E a propósito de um quarto fechado
numa determinada técnica,
numa indeterminada Era,
as pessoas praticam a apneia
da razão ao pormenor.

A asfixia é uma máscara generosa
de rescisões.

Entretanto, corre uma brisa
torcionária ao nosso redor,
um circo ambulante inflama a povoação
mais próxima dos ângulos caídos
em desuso pelo latim das línguas refractárias
as bocas abrem-se mais e melhor
pelo caminho, perdem-se alguns pormenores
não obstante uma febre aftosa de pássaros
uma primavera que procede de Hitchcock,
e as ruas desertas, de certo modo um silêncio
supersónico que as coloca nos escaparates
da hora inferior.

E provavelmente o melhor champanhe
vigilante do mundo
as luas doutoradas em Saturno
e as estrelas andrajosas da circunstância.

Não há luzes mais ingratas
nas imediações
do céu da boca.
Na louca distensão da caverna, os prisioneiros
vêem pornografia barata
e ouvem coitos de fadas ao deitar
e recebem as penúltimas
instruções.

E a noite toda é uma fábrica extravagante de coser
diálogos às repúblicas dos rostos sucessórios do amor.

Sabes e repito - não te quero triste




Sabes e repito: como um círculo de atmosfera
de dia de noite em qualquer pedaço da terra
que há um fumo de incenso que inebria
com o poder mais forte das neblinas
todos os sonhos das ondas do mar___esse olhar
que atravessa as glândulas, amacia e prende
a pele dos lábios sem despedida.

não te quero triste_____________ digo-te.
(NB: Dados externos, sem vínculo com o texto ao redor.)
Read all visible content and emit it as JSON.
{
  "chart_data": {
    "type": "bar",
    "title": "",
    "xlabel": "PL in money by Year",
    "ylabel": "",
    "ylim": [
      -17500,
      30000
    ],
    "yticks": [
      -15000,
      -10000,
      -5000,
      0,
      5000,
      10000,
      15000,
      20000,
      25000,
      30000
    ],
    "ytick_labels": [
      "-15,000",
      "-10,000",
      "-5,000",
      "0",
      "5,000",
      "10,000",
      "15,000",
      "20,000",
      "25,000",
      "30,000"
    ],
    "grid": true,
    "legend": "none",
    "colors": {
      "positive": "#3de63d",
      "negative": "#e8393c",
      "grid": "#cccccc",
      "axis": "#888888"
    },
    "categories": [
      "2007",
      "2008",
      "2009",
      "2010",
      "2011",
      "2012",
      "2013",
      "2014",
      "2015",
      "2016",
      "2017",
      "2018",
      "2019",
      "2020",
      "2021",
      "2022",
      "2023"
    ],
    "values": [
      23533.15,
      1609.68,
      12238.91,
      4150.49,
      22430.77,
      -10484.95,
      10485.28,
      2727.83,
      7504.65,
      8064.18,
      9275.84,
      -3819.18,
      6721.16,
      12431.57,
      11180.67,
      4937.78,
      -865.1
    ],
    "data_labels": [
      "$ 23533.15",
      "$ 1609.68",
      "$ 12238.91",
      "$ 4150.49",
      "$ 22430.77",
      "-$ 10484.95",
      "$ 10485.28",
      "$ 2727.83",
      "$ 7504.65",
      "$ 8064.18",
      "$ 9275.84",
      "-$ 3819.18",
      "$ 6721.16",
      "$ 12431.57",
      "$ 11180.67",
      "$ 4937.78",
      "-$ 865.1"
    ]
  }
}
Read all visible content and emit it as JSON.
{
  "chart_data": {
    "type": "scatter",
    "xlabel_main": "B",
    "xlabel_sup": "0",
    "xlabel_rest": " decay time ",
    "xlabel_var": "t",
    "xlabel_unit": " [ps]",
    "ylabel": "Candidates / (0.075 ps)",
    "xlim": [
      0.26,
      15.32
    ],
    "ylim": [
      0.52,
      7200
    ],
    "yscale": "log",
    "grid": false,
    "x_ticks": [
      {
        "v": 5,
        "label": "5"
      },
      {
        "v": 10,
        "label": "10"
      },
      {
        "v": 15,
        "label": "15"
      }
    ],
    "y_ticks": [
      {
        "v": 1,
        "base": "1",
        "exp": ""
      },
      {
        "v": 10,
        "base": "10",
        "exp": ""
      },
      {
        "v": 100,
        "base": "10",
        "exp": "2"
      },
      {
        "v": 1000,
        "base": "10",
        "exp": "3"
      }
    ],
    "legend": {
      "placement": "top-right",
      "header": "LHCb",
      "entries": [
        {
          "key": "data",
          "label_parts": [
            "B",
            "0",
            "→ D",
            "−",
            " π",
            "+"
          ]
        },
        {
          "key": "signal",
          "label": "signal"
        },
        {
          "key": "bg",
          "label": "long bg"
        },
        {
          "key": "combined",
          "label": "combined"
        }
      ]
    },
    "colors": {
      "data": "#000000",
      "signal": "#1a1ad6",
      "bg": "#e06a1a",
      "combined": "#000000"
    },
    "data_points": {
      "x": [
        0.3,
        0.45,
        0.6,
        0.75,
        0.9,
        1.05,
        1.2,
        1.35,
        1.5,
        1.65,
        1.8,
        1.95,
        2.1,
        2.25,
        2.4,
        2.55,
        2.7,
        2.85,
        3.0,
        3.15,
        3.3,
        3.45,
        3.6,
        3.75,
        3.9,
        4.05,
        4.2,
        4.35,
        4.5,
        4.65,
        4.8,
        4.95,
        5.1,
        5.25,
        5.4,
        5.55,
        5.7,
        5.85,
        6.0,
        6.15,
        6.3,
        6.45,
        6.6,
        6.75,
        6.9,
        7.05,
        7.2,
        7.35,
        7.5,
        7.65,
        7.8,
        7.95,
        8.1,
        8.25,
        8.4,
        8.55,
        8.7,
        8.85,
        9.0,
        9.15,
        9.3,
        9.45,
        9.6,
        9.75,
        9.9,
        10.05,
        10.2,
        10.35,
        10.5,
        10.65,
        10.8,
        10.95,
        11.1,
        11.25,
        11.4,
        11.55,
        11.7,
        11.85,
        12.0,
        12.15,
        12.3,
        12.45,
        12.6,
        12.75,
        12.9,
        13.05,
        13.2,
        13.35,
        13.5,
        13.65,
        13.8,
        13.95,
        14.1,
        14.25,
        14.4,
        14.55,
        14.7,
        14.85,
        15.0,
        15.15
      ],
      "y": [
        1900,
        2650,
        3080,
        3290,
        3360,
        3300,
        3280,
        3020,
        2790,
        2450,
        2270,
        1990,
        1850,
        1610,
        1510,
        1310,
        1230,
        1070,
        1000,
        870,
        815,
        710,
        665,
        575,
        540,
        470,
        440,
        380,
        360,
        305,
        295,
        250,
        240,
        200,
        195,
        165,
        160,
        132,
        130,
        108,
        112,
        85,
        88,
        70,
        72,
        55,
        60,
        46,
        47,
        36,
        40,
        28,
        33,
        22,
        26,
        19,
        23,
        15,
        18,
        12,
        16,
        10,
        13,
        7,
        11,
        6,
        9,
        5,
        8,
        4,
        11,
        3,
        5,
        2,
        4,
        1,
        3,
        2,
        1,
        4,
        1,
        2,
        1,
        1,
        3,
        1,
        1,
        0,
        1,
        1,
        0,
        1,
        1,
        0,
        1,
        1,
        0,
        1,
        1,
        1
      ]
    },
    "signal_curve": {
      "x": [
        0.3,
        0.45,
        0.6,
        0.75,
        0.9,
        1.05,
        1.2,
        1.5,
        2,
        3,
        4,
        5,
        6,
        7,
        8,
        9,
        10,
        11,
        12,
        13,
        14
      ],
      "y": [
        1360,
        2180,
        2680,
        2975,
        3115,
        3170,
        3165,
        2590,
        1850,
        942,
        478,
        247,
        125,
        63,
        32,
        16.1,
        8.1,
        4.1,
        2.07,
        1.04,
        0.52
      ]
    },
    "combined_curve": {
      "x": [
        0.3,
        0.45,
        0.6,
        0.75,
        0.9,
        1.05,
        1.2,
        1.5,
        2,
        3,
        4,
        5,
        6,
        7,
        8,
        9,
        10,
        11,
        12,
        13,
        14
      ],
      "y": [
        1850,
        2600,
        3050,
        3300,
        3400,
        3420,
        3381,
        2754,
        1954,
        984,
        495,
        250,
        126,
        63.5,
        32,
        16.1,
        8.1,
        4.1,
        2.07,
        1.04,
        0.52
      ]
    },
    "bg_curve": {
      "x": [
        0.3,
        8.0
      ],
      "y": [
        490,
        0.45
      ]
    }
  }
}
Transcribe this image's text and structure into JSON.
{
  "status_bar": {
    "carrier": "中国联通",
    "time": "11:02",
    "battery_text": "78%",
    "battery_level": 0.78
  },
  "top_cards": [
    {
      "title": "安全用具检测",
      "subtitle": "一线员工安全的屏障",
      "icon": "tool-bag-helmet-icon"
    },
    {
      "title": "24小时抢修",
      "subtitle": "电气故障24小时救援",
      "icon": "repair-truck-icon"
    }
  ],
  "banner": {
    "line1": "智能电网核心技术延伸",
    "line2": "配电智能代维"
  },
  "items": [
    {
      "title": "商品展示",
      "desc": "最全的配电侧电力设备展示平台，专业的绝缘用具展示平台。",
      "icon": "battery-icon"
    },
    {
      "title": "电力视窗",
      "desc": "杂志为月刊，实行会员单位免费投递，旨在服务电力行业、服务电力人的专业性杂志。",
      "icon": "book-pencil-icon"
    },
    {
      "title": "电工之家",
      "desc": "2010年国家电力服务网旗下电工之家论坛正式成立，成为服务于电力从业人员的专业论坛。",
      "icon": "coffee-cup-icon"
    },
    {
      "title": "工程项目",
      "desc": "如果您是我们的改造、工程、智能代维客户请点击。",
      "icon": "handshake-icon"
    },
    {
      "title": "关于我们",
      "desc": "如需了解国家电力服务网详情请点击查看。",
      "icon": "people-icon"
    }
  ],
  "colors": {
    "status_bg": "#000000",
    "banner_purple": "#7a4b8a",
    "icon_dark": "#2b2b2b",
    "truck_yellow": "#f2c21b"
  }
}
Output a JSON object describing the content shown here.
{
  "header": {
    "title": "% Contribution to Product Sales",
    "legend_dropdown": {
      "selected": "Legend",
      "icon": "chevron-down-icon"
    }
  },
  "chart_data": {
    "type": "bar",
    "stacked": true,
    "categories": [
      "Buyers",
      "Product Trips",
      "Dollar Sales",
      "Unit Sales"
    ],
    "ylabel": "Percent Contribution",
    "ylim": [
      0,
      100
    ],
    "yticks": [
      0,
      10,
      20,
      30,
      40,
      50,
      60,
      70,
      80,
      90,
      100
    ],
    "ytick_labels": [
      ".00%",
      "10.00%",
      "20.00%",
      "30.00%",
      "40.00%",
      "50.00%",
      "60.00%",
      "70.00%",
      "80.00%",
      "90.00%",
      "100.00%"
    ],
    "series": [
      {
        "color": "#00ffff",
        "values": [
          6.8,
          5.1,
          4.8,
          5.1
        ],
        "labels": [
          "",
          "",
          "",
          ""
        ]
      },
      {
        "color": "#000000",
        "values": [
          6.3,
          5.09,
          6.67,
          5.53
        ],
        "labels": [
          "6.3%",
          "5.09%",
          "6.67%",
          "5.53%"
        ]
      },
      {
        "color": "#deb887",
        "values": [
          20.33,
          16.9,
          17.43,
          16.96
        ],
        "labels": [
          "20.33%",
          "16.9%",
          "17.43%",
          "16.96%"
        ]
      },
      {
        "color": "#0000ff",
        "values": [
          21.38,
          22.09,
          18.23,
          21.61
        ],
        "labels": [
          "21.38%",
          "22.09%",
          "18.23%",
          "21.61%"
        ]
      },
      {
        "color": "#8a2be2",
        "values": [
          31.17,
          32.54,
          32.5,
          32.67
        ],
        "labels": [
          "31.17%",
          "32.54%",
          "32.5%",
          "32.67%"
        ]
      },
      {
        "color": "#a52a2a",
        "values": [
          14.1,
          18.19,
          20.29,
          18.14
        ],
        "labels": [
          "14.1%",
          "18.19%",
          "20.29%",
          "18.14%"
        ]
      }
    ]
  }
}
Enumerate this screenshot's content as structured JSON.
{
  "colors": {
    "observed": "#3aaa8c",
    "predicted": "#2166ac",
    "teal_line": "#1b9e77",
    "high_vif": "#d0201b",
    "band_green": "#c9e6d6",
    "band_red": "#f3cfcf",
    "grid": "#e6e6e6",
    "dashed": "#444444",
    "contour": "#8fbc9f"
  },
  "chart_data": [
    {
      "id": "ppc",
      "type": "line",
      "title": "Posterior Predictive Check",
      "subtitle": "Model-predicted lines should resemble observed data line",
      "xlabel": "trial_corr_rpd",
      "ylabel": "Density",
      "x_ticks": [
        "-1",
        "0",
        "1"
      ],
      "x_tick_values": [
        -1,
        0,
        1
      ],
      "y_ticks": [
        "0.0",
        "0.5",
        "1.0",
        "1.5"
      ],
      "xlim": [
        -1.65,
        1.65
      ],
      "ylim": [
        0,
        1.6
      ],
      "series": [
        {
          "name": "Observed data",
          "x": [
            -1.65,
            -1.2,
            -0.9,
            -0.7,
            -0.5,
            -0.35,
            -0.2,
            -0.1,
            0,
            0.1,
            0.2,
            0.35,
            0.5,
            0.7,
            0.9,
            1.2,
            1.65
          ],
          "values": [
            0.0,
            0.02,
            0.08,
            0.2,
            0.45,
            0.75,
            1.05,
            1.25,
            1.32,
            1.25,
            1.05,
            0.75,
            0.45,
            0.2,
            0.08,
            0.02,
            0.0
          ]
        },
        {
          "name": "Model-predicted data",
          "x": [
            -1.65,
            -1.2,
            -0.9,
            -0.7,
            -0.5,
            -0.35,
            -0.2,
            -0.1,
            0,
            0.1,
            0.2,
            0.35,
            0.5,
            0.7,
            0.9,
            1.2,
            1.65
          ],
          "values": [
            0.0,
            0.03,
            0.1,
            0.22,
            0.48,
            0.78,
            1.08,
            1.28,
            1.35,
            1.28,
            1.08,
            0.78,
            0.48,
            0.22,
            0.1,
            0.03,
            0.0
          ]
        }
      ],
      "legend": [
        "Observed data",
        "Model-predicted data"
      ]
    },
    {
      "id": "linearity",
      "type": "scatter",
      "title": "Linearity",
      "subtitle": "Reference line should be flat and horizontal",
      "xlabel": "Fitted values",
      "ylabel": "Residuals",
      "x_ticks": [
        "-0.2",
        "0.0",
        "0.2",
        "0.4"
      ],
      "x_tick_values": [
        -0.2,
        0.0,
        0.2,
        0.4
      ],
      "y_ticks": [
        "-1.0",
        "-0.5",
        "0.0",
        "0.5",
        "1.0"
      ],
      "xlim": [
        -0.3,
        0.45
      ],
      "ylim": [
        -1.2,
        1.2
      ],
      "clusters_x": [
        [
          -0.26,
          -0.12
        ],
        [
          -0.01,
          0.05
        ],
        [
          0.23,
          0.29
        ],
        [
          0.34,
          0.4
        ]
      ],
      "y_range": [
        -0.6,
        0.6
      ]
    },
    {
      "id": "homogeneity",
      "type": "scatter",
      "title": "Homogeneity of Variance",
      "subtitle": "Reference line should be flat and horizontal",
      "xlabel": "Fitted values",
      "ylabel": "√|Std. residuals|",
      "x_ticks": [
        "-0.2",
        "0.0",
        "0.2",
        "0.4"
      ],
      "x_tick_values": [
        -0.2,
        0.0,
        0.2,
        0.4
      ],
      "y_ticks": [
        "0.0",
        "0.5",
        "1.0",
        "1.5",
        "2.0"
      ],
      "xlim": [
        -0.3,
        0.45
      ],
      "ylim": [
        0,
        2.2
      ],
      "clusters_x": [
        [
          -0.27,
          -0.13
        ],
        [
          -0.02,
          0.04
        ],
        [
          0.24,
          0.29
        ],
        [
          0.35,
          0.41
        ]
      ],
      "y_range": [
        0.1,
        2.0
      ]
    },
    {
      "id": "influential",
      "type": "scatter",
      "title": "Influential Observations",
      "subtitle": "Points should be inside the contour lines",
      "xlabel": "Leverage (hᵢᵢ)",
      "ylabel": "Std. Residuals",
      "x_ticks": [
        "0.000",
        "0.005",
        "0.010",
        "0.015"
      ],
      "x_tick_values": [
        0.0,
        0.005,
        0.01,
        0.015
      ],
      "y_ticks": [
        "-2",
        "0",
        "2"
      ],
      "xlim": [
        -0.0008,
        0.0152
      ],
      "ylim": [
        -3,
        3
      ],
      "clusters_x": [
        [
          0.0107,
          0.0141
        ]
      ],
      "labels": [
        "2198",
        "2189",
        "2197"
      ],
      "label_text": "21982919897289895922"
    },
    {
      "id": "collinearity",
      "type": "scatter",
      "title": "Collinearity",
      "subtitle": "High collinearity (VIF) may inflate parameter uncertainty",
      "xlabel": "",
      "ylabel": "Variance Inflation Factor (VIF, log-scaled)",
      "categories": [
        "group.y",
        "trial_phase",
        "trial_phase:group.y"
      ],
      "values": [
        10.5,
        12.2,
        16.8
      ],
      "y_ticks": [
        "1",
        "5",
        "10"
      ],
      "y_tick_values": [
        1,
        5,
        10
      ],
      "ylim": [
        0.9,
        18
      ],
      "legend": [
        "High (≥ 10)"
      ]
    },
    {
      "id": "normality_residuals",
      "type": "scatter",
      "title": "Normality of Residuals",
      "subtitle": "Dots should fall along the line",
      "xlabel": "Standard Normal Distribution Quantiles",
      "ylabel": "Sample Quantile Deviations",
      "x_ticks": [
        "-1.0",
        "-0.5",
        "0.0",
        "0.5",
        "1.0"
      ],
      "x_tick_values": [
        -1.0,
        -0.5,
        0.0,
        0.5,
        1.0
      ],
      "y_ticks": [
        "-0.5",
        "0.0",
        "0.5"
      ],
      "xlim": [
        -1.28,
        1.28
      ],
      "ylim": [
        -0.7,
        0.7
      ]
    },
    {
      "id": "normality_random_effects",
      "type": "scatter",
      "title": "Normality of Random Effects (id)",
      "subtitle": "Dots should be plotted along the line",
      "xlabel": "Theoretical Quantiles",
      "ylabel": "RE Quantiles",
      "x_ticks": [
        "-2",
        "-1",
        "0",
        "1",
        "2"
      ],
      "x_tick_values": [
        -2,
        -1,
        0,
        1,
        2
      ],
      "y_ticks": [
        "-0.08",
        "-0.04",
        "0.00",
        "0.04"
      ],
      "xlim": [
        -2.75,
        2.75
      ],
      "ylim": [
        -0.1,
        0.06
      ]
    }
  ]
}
tantos dias perdidos_______________ solitudes magnas
de alma___________________ assim entendo a ausência
que sendo dupla caminha lado a lado________________
uma corda alta tensa e friccionada no som de um violino
a traduzir agudo a estridência de um grito, o meu grito
a rasgar sobrevivências sem alívio no eco das palavras
por vezes férreas por vezes ácidas por vezes mansas
clamando___________________clamando o sossego
o necessário sossego das planícies__________ o alívio.

não te quero triste_______________________digo-te.

não te quero triste -

segunda-feira, 28 de junho de 2010

o mesmo início uma outra direcção


Robert Doisneau


verde e água no refúgio de um bosque.
crescem os juncos e erguem-se as rãs
muitas, num tempo quase mínimo.

recôndito lugar, símbolo de paz, silêncio de uma luz
pousada sobre um pinheiro a escoar, a encadear
em reflexos, as suavidades de sombra de um chapéu claro.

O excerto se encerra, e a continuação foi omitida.